American Dental Association Mails Malware Infected USBs to Dentists Nationwide

The American Dental Association (ADA) has unintentionally mailed 37,000 USB flash drives, laced with malware, to dental offices across the U.S.
According to, the problem was initially found in a post by a DSL Reports Security Forum member. Krebs wrote, that a “Mike” from Pittsburgh… “looked at the code inside one of the files on the flash drive and found it tries to open a webpage that has long been tied to malware distribution. The domain is used by crooks to infect visitors with malware that lets the attackers gain full control of the infected Windows computer.”

The ADA speculates that one of several duplicating machines in use at the manufacturer had become infected during one of its production runs. The association sent an email to its members alerting them about the infected flash drives, also noting that a computer’s antivirus software should detect any present malware… keyword there being “should”.

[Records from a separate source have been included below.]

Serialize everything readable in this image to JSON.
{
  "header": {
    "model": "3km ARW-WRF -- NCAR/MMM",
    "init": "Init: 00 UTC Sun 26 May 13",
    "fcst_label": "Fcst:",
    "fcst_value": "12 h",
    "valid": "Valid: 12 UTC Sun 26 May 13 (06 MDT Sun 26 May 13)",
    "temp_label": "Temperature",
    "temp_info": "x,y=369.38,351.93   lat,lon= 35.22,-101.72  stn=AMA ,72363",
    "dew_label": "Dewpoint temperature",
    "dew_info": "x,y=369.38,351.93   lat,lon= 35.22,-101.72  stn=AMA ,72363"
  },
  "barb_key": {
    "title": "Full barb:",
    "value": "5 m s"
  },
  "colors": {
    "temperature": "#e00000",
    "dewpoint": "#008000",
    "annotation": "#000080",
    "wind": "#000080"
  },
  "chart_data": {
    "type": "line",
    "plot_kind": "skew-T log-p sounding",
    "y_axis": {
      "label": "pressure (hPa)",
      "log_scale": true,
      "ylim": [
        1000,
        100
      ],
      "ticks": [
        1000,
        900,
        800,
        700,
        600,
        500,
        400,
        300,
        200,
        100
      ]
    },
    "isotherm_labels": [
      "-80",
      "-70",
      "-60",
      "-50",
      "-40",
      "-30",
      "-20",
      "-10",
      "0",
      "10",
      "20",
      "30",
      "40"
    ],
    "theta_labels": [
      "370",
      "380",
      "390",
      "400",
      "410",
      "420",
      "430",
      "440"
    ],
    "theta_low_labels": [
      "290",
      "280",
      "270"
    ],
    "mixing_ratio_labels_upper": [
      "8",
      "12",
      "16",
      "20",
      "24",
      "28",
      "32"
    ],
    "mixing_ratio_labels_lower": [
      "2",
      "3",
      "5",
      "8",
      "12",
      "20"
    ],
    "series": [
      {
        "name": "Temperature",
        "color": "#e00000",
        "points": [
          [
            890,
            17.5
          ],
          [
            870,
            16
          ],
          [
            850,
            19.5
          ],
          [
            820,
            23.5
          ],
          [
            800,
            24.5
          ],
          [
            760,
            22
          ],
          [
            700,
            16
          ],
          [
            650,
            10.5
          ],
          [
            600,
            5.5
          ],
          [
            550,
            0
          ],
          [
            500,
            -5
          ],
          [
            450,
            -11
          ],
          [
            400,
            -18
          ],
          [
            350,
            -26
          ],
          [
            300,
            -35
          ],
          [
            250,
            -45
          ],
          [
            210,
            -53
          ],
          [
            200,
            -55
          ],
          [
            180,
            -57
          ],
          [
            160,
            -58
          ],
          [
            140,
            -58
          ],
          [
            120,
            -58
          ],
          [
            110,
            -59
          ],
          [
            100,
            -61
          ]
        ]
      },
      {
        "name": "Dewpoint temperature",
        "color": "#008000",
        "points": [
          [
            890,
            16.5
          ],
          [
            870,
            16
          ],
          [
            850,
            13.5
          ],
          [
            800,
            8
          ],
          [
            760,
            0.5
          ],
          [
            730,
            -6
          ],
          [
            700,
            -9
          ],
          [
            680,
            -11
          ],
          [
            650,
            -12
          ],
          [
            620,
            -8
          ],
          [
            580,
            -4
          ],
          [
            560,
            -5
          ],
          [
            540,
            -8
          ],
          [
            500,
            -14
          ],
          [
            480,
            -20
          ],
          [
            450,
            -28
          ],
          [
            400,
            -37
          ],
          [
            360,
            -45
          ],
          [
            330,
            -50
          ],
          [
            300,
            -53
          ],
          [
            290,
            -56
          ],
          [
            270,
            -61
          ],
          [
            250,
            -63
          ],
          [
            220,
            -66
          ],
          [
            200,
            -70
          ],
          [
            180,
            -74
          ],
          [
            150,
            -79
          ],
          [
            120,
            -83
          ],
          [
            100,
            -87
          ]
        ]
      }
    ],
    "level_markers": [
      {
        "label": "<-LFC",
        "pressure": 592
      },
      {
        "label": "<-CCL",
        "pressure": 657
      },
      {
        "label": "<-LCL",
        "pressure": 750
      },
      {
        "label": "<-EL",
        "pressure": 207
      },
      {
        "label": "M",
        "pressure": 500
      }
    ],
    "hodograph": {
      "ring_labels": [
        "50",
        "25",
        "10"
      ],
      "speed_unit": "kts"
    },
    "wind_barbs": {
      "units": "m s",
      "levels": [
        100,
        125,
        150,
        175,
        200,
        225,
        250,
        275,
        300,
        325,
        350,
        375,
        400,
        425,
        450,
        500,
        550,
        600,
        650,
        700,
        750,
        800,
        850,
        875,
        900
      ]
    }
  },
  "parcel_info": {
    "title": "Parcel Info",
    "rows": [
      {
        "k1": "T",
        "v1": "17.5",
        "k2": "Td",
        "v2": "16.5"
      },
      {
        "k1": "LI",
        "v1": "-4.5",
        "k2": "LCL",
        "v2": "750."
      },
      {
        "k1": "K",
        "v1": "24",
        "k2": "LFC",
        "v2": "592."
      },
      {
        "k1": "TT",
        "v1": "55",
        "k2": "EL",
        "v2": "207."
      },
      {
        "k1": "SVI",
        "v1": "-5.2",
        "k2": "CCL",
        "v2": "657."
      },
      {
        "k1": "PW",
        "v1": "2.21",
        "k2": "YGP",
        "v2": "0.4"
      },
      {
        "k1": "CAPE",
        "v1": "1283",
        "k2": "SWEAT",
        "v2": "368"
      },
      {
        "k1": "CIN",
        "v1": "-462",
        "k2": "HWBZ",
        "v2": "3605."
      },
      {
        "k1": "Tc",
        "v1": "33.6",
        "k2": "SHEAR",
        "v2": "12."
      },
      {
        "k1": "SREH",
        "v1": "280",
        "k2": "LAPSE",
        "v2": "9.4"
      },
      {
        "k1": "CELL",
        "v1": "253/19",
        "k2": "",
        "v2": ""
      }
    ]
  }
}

Joe Dahlquist, Product Manager of ThreatSTOP says, “The deployment of the malware was well executed, and allowed for a rapid proliferation of already difficult to detect software into a trusted network. Once plugged into a computer, the malware could – potentially – execute in the background, and go to work. This makes it both exceptional at doing what it does, and difficult to prevent what it specializes in: data theft. While the exact purpose of this security attack given is currently unknown to us, it’s safe to assume that the main goal was likely to export sensitive data, with healthcare data fetching a premium on the black market. In the meantime, the most elegant way to prevent communications to the C&C servers in cases such as this is to implement a DNS firewall to block communication attempts to known C&C servers, be it to drop off data or to attempt to simply ask what it is the program should do.”

Dodi Glenn, VP of cyber security at PC Pitstop says, “Two immediate things come to mind here. First, the ADA should stop using removable media to send out information. Not only is it more expensive to mail a device out, it is also (obviously) less secure. Second, the ADA and their manufacturer should work together to understand how the malware got on the USB devices in the first place. Additionally, the manufacturer should contact all companies that have recently used their services, to let them know that their devices may also be infected.”
Stu Sjouwerman, CEO of KnowBe4 says, “This is a clear case where effective security awareness training would have prevented malware infections caused by infected USB devices. Anyone that has stepped through our training would think twice before plugging a device like that into their computer.”